From: aidotengineer

Few-shot prompting is a technique in prompt engineering that involves including examples of desired inputs and outputs within the prompt itself [00:04:39]. This method allows the model to mimic or understand the problem by showing rather than telling [00:04:45].

How it Works [00:04:39]

Instead of explicitly describing the desired tone or style, you provide input and output examples that demonstrate what you want the model to achieve [00:05:06].

Content Generation

To generate content for a client, you might provide a “brief” (input) and “related content” (output) example. Then, when you provide a new “brief,” the model will fill in the corresponding content, having learned from the example how to match the client’s tone and style [00:04:50].
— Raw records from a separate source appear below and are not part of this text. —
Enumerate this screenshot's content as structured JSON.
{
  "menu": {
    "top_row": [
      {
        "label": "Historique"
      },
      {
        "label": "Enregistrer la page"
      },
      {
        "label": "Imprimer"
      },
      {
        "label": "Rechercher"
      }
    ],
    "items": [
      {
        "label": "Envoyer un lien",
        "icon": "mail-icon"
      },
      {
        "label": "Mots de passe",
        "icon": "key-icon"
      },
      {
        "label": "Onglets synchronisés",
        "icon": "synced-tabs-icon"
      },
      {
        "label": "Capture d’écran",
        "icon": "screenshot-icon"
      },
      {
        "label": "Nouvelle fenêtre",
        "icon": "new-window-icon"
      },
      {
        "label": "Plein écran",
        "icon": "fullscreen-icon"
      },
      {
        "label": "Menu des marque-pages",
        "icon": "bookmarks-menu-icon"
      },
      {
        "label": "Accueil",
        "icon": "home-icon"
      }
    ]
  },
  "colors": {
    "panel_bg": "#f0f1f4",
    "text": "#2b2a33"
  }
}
Benefits and Effectiveness [00:04:39]

  • Most Gains from Few Examples: Most performance improvements are seen with just one or two examples [00:05:17]. The graph of performance versus the number of examples typically shows significant gains early on [00:05:21].
  • Ease of Implementation: It’s a straightforward and accessible way to get better outputs from large language models (LLMs) [00:01:15].
  • Diversity of Examples: It’s beneficial to select diverse examples that cover different inputs the model is expected to handle [00:05:33].

Considerations

  • Performance Degradation: Sometimes, performance can degrade if too many examples are included [00:05:28].
  • Interaction with Reasoning Models: With newer reasoning models, adding examples can sometimes lead to worse performance or overcomplicate things, confusing the model [00:07:06]. Researchers at DeepSeek, for instance, found that few-shot examples degraded performance when building their R1 model [00:07:11]. If using few-shot with these models, it’s advisable to start with only one or two examples [00:08:24].
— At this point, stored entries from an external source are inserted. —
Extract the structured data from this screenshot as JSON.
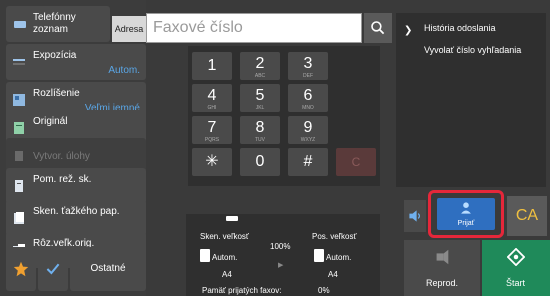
{
  "left": {
    "tel_list": "Telefónny zoznam",
    "items": [
      {
        "label": "Expozícia",
        "value": "Autom."
      },
      {
        "label": "Rozlíšenie",
        "value": "Veľmi jemné"
      },
      {
        "label": "Originál",
        "value": ""
      },
      {
        "label": "Vytvor. úlohy",
        "value": ""
      },
      {
        "label": "Pom. rež. sk.",
        "value": ""
      },
      {
        "label": "Sken. ťažkého pap.",
        "value": ""
      },
      {
        "label": "Rôz.veľk.orig.",
        "value": ""
      }
    ],
    "other_label": "Ostatné"
  },
  "address": {
    "adresa_label": "Adresa",
    "placeholder": "Faxové číslo"
  },
  "keypad": [
    {
      "d": "1",
      "s": ""
    },
    {
      "d": "2",
      "s": "ABC"
    },
    {
      "d": "3",
      "s": "DEF"
    },
    {
      "d": "4",
      "s": "GHI"
    },
    {
      "d": "5",
      "s": "JKL"
    },
    {
      "d": "6",
      "s": "MNO"
    },
    {
      "d": "7",
      "s": "PQRS"
    },
    {
      "d": "8",
      "s": "TUV"
    },
    {
      "d": "9",
      "s": "WXYZ"
    },
    {
      "d": "✳",
      "s": ""
    },
    {
      "d": "0",
      "s": ""
    },
    {
      "d": "#",
      "s": ""
    },
    {
      "d": "C",
      "s": ""
    }
  ],
  "scan": {
    "sken_velkost": "Sken. veľkosť",
    "pos_velkost": "Pos. veľkosť",
    "zoom": "100%",
    "sken_mode": "Autom.",
    "pos_mode": "Autom.",
    "sken_size": "A4",
    "pos_size": "A4",
    "memory_label": "Pamäť prijatých faxov:",
    "memory_value": "0%"
  },
  "right": {
    "history": "História odoslania",
    "recall": "Vyvolať číslo vyhľadania",
    "prijat": "Prijať",
    "ca": "CA",
    "reprod": "Reprod.",
    "start": "Štart"
  }
}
Few-Shot and Chain of Thought Prompting

Few-shot examples can be used within Chain of Thought prompting by including examples of the model’s desired reasoning steps [00:03:14]. For example, when solving math problems, you can provide an example problem that explicitly shows the step-by-step reasoning process [00:03:22]. LLMs can also be used to generate these reasoning chains for few-shot examples automatically [00:03:31].